4128 rows × 2 columns

Model performance

On average, the model predictions are about $75,000 away from the actual house price (RMSE: $75,163). Since the median price is $179,700, the error is quite high (relative error is about 42%).

The average absolute error (MAE) is about $55,000. This means that half of the predictions are off by less than $55,000, and half by more. MAE is less affected by large outliers than RMSE, providing a more robust measure of typical prediction error.

The model explains about 57% of the variance in house prices (\(R^2\): 0.567). This is a moderate fit: the model captures more than half of the price variation, but there is still substantial unexplained variance.

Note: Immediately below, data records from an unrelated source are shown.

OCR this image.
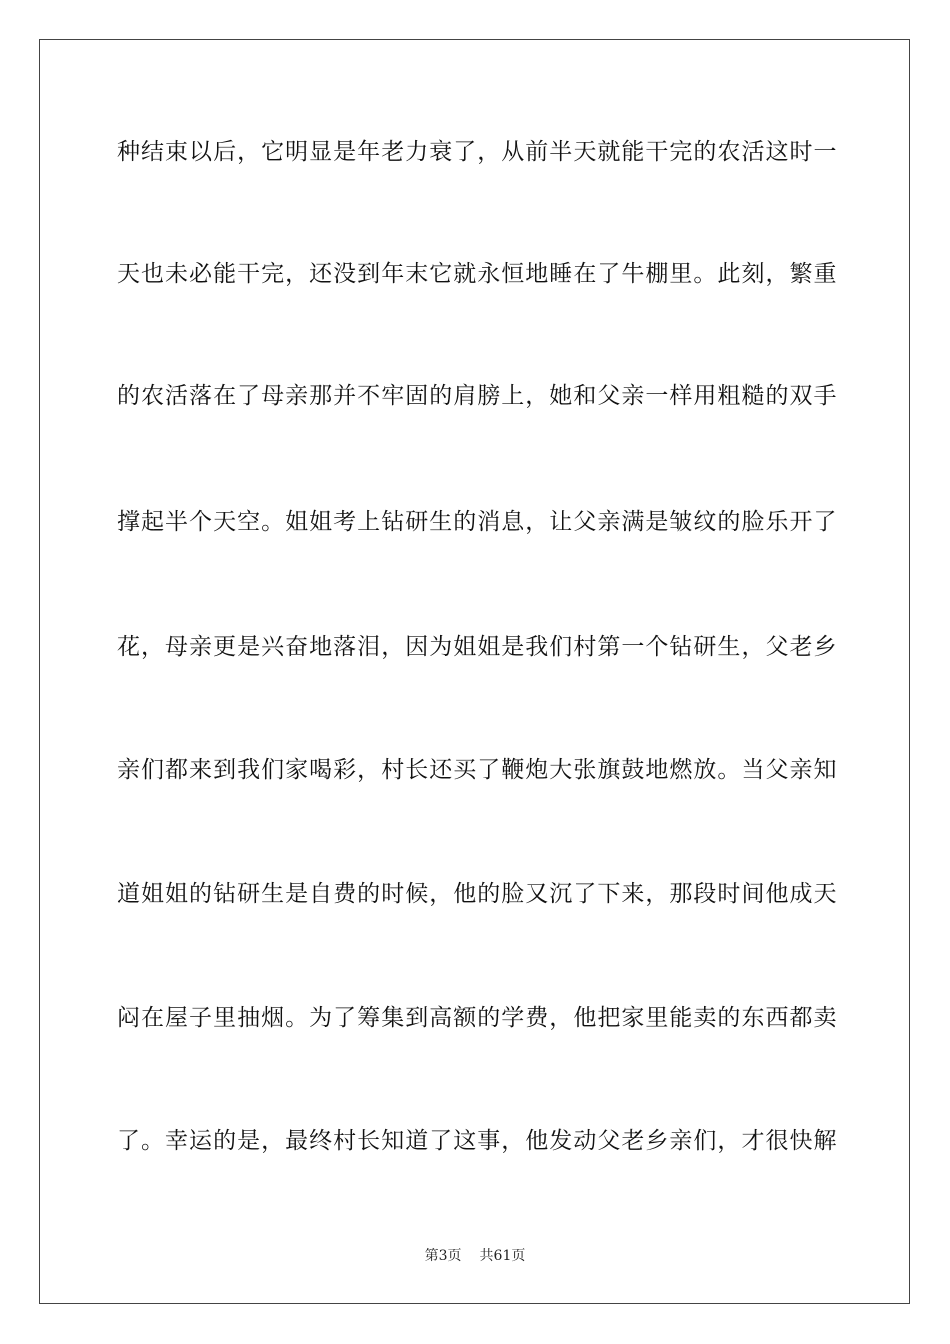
种结束以后，它明显是年老力衰了，从前半天就能干完的农活这时一
天也未必能干完，还没到年末它就永恒地睡在了牛棚里。此刻，繁重
的农活落在了母亲那并不牢固的肩膀上，她和父亲一样用粗糙的双手
撑起半个天空。姐姐考上钻研生的消息，让父亲满是皱纹的脸乐开了
花，母亲更是兴奋地落泪，因为姐姐是我们村第一个钻研生，父老乡
亲们都来到我们家喝彩，村长还买了鞭炮大张旗鼓地燃放。当父亲知
道姐姐的钻研生是自费的时候，他的脸又沉了下来，那段时间他成天
闷在屋子里抽烟。为了筹集到高额的学费，他把家里能卖的东西都卖
了。幸运的是，最终村长知道了这事，他发动父老乡亲们，才很快解
第3页 共61页
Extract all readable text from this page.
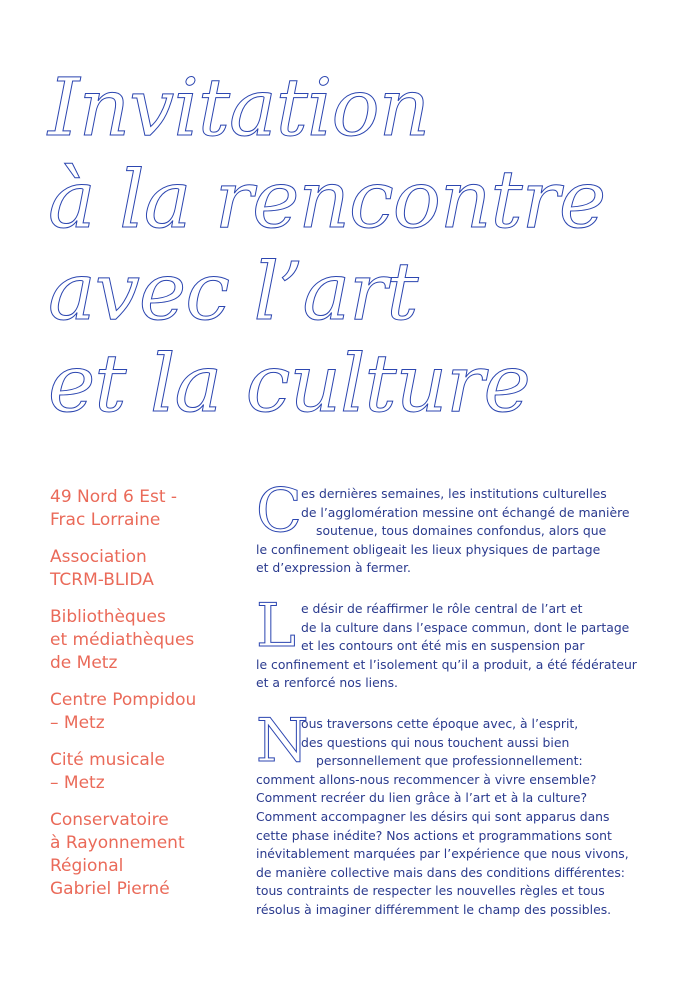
Invitation
à la rencontre
avec l’art
et la culture
49 Nord 6 Est -
Frac Lorraine
Association
TCRM-BLIDA
Bibliothèques
et médiathèques
de Metz
Centre Pompidou
– Metz
Cité musicale
– Metz
Conservatoire
à Rayonnement
Régional
Gabriel Pierné
C es dernières semaines, les institutions culturelles
de l’agglomération messine ont échangé de manière
soutenue, tous domaines confondus, alors que
le confinement obligeait les lieux physiques de partage
et d’expression à fermer.
L e désir de réaffirmer le rôle central de l’art et
de la culture dans l’espace commun, dont le partage
et les contours ont été mis en suspension par
le confinement et l’isolement qu’il a produit, a été fédérateur
et a renforcé nos liens.
N
ous traversons cette époque avec, à l’esprit,
des questions qui nous touchent aussi bien
personnellement que professionnellement:
comment allons-nous recommencer à vivre ensemble?
Comment recréer du lien grâce à l’art et à la culture?
Comment accompagner les désirs qui sont apparus dans
cette phase inédite? Nos actions et programmations sont
inévitablement marquées par l’expérience que nous vivons,
de manière collective mais dans des conditions différentes:
tous contraints de respecter les nouvelles règles et tous
résolus à imaginer différemment le champ des possibles.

from sklearn.metrics import root_mean_squared_error, mean_absolute_error, r2_score

rmse = root_mean_squared_error(y_test, y_pred)
mae = mean_absolute_error(y_test, y_pred)
r2 = r2_score(y_test, y_pred)

print("Model Performance Metrics:")
print(f"RMSE: ${rmse*100000:.2f}")  # Multiply by 100000 since prices are in this scale
print(f"MAE: ${mae*100000:.2f}")
print(f"R²: {r2:.3f}")
Model Performance Metrics:
RMSE: $75163.22
MAE: $55266.91
R²: 0.567

Conclusions and next step

While this linear model has moderate explanatory power, its prediction error is quite large compared to affordable house prices (for example, the 10th percentile price is $82,300). To improve performance, gradient boosting algorithms (such as XGBoost or LightGBM) could be used instead to capture complex and nonlinear relationships between features. Additionally, hyperparameter tuning using Bayesian methods - such as hyperopt - could further enhance model performance.